Estaban poniendo una canción de Tortuga: «You Ain’t Hittin». Era una de las cosas que más disfrutaba en el mundo: sostener un cigarrillo imaginario entre los labios y lanzar una nube de humo blanco hacia el techo. El cuarto seguía todo revuelto y los cajones aún estaban medio abiertos y vacíos porque su madre había tirado todas sus cosas creyendo que las había robado. Aquello sí que había sido un robo: le habían robado todo a ella. Tortuga, que había crecido en la calle, seguro que la comprendería. Por encima de aquella voz suave y enfadada podía escucharse el zumbido de la débil meada de su padre, algo que jamás se oía en la casa anterior. Le daba vergüenza escucharlo, aunque por otra parte su padre siempre le daba vergüenza. También le daban vergüenza su madre, el colegio, el embarcadero, su ropa, su propia voz en el teléfono, el color naranja, la televisión, la música antigua, los entrenadores, la comida extravagante, ser judía, los vaqueros, las horquillas en los peinados de las viejas, el sudor, los niños, los jerséis largos y todo lo demás, todo excepto las seis canciones del álbum Tortuga. Se puso de pie para mirar el agua y el puente. Ya se veía gente buceando. Gwen iba a tener que crecer, levantarse todos los días y conducir hasta alguna oficina. En cualquier momento iban a empezar a meterse con ella y una vez que aquello arrancara, no se iba a parar jamás.
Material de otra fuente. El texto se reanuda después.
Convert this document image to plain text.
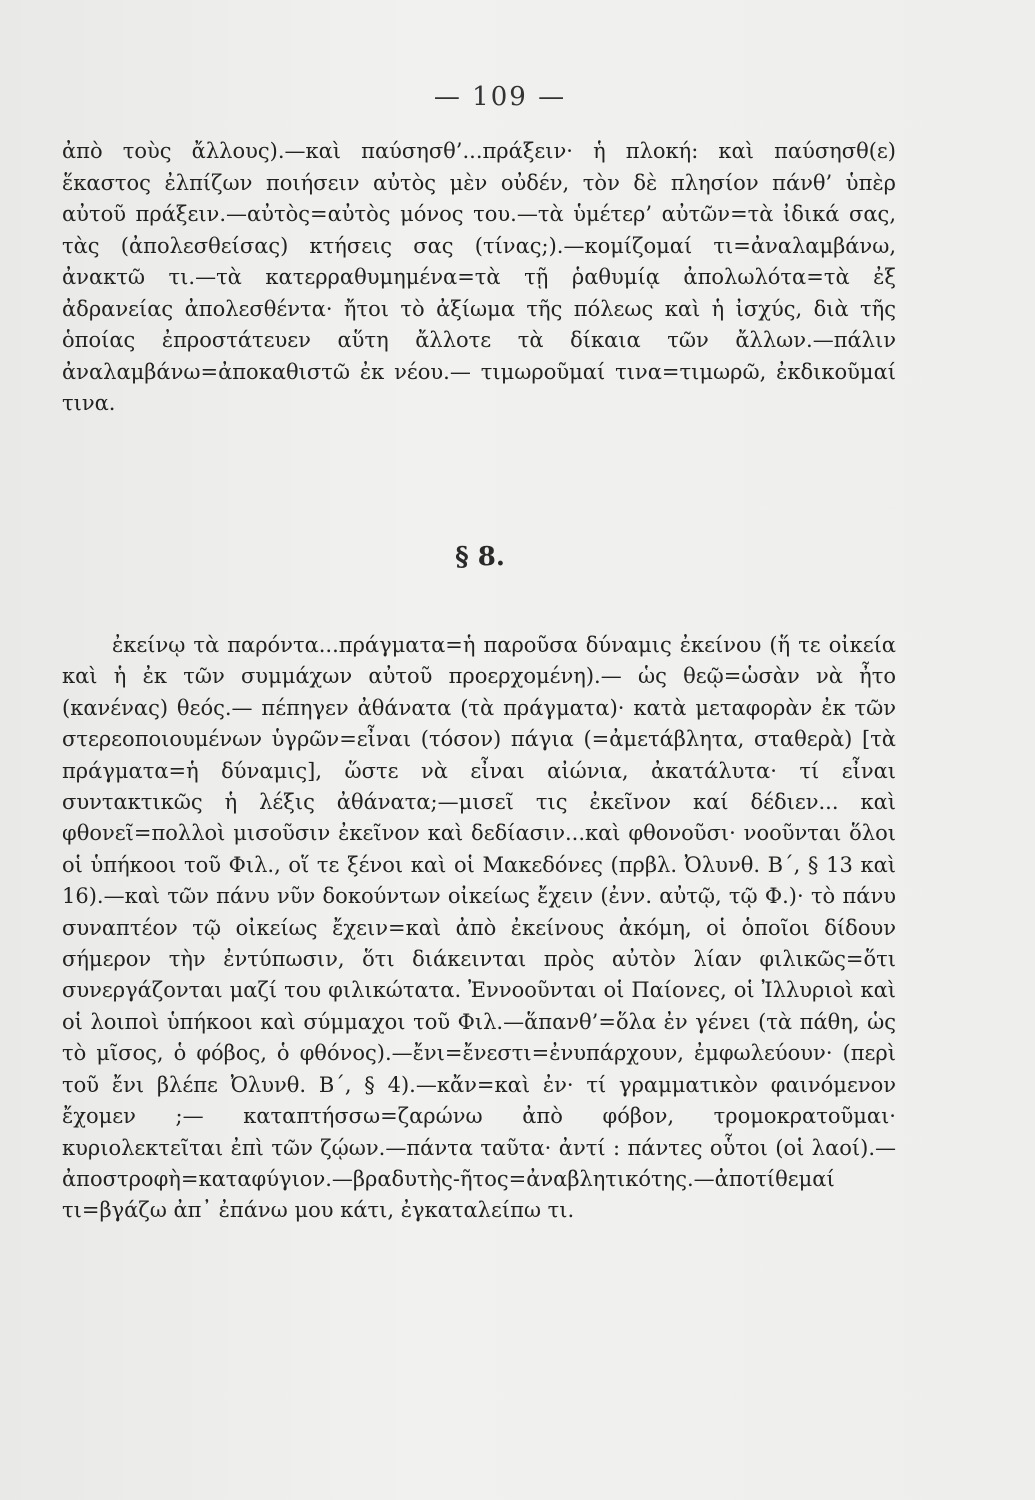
— 109 —

ἀπὸ τοὺς ἄλλους).—καὶ παύσησθ’...πράξειν· ἡ πλοκή: καὶ παύσησθ(ε) ἕκαστος ἐλπίζων ποιήσειν αὐτὸς μὲν οὐδέν, τὸν δὲ πλησίον πάνθ’ ὑπὲρ αὐτοῦ πράξειν.—αὐτὸς=αὐτὸς μόνος του.—τὰ ὑμέτερ’ αὐτῶν=τὰ ἰδικά σας, τὰς (ἀπολεσθείσας) κτήσεις σας (τίνας;).—κομίζομαί τι=ἀναλαμβάνω, ἀνακτῶ τι.—τὰ κατερραθυμημένα=τὰ τῇ ῥαθυμίᾳ ἀπολωλότα=τὰ ἐξ ἀδρανείας ἀπολεσθέντα· ἤτοι τὸ ἀξίωμα τῆς πόλεως καὶ ἡ ἰσχύς, διὰ τῆς ὁποίας ἐπροστάτευεν αὕτη ἄλλοτε τὰ δίκαια τῶν ἄλλων.—πάλιν ἀναλαμβάνω=ἀποκαθιστῶ ἐκ νέου.— τιμωροῦμαί τινα=τιμωρῶ, ἐκδικοῦμαί τινα.

§ 8.

ἐκείνῳ τὰ παρόντα...πράγματα=ἡ παροῦσα δύναμις ἐκείνου (ἥ τε οἰκεία καὶ ἡ ἐκ τῶν συμμάχων αὐτοῦ προερχομένη).— ὡς θεῷ=ὡσὰν νὰ ἦτο (κανένας) θεός.— πέπηγεν ἀθάνατα (τὰ πράγματα)· κατὰ μεταφορὰν ἐκ τῶν στερεοποιουμένων ὑγρῶν=εἶναι (τόσον) πάγια (=ἀμετάβλητα, σταθερὰ) [τὰ πράγματα=ἡ δύναμις], ὥστε νὰ εἶναι αἰώνια, ἀκατάλυτα· τί εἶναι συντακτικῶς ἡ λέξις ἀθάνατα;—μισεῖ τις ἐκεῖνον καί δέδιεν... καὶ φθονεῖ=πολλοὶ μισοῦσιν ἐκεῖνον καὶ δεδίασιν...καὶ φθονοῦσι· νοοῦνται ὅλοι οἱ ὑπήκοοι τοῦ Φιλ., οἵ τε ξένοι καὶ οἱ Μακεδόνες (πρβλ. Ὀλυνθ. Β΄, § 13 καὶ 16).—καὶ τῶν πάνυ νῦν δοκούντων οἰκείως ἔχειν (ἐνν. αὐτῷ, τῷ Φ.)· τὸ πάνυ συναπτέον τῷ οἰκείως ἔχειν=καὶ ἀπὸ ἐκείνους ἀκόμη, οἱ ὁποῖοι δίδουν σήμερον τὴν ἐντύπωσιν, ὅτι διάκεινται πρὸς αὐτὸν λίαν φιλικῶς=ὅτι συνεργάζονται μαζί του φιλικώτατα. Ἐννοοῦνται οἱ Παίονες, οἱ Ἰλλυριοὶ καὶ οἱ λοιποὶ ὑπήκοοι καὶ σύμμαχοι τοῦ Φιλ.—ἅπανθ’=ὅλα ἐν γένει (τὰ πάθη, ὡς τὸ μῖσος, ὁ φόβος, ὁ φθόνος).—ἔνι=ἔνεστι=ἐνυπάρχουν, ἐμφωλεύουν· (περὶ τοῦ ἔνι βλέπε Ὀλυνθ. Β΄, § 4).—κἄν=καὶ ἐν· τί γραμματικὸν φαινόμενον ἔχομεν ;— καταπτήσσω=ζαρώνω ἀπὸ φόβον, τρομοκρατοῦμαι· κυριολεκτεῖται ἐπὶ τῶν ζῴων.—πάντα ταῦτα· ἀντί : πάντες οὗτοι (οἱ λαοί).—ἀποστροφὴ=καταφύγιον.—βραδυτὴς-ῆτος=ἀναβλητικότης.—ἀποτίθεμαί τι=βγάζω ἀπ᾽ ἐπάνω μου κάτι, ἐγκαταλείπω τι.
Se lavó los restos de tinta que le quedaban en la mano en su nuevo baño y vio cómo se alejaba por el desagüe para manchar el océano. Del otro lado de la pared en la que estaba colgado el espejo de su baño lo estaba también el espejo del baño de su padre, de manera que era como si la estuviera mirando directamente a través del espejo con su pelo enmarañado y su mal aliento. Gwen siempre iba hecha un desastre porque tenía que cambiarse para ir al colegio en el vestuario de la piscina. Estaba cansada de ser una «Marioneta».
Su padre estaba preparando las tostadas, como siempre. Gwen sintió el cansancio de tener que esperar una eternidad para que alguien terminara una tarea tan sencilla y doméstica, decir «gracias» y poder seguir con su vida.
—¿Sigo sin poder salir?
—Te dijimos que no podías salir porque has robado —dijo, para variar, su madre—. Te espera un castigo y mientras tanto por supuesto que no puedes salir.
—Excepto para ir a la piscina —dijo su padre con la intención de animarla. La parte de arriba del bañador de su padre asomaba por la cintura de sus amplios y pálidos vaqueros. Gwen le había escuchado decir a unas personas en cierta ocasión que nadaban juntos porque así se obtenían mejores resultados—. ¿Crees que el pequeño Glasserman será más rápido hoy? ¿Cómo se llama?
Cody Glasserman era casi siempre el más rápido. A pesar de ser delgado como un palo, ganaba a todos los chicos en velocidad. No sabía por qué le hablaba su padre de él. Solía llevar un bañador ajustado y soso, de modo que Gwen no podía pensar en Cody Glasserman en aquel momento de su vida.
—Ni idea —contestó Gwen, y el padre por fin terminó de untar la tostada y se la acercó en un plato.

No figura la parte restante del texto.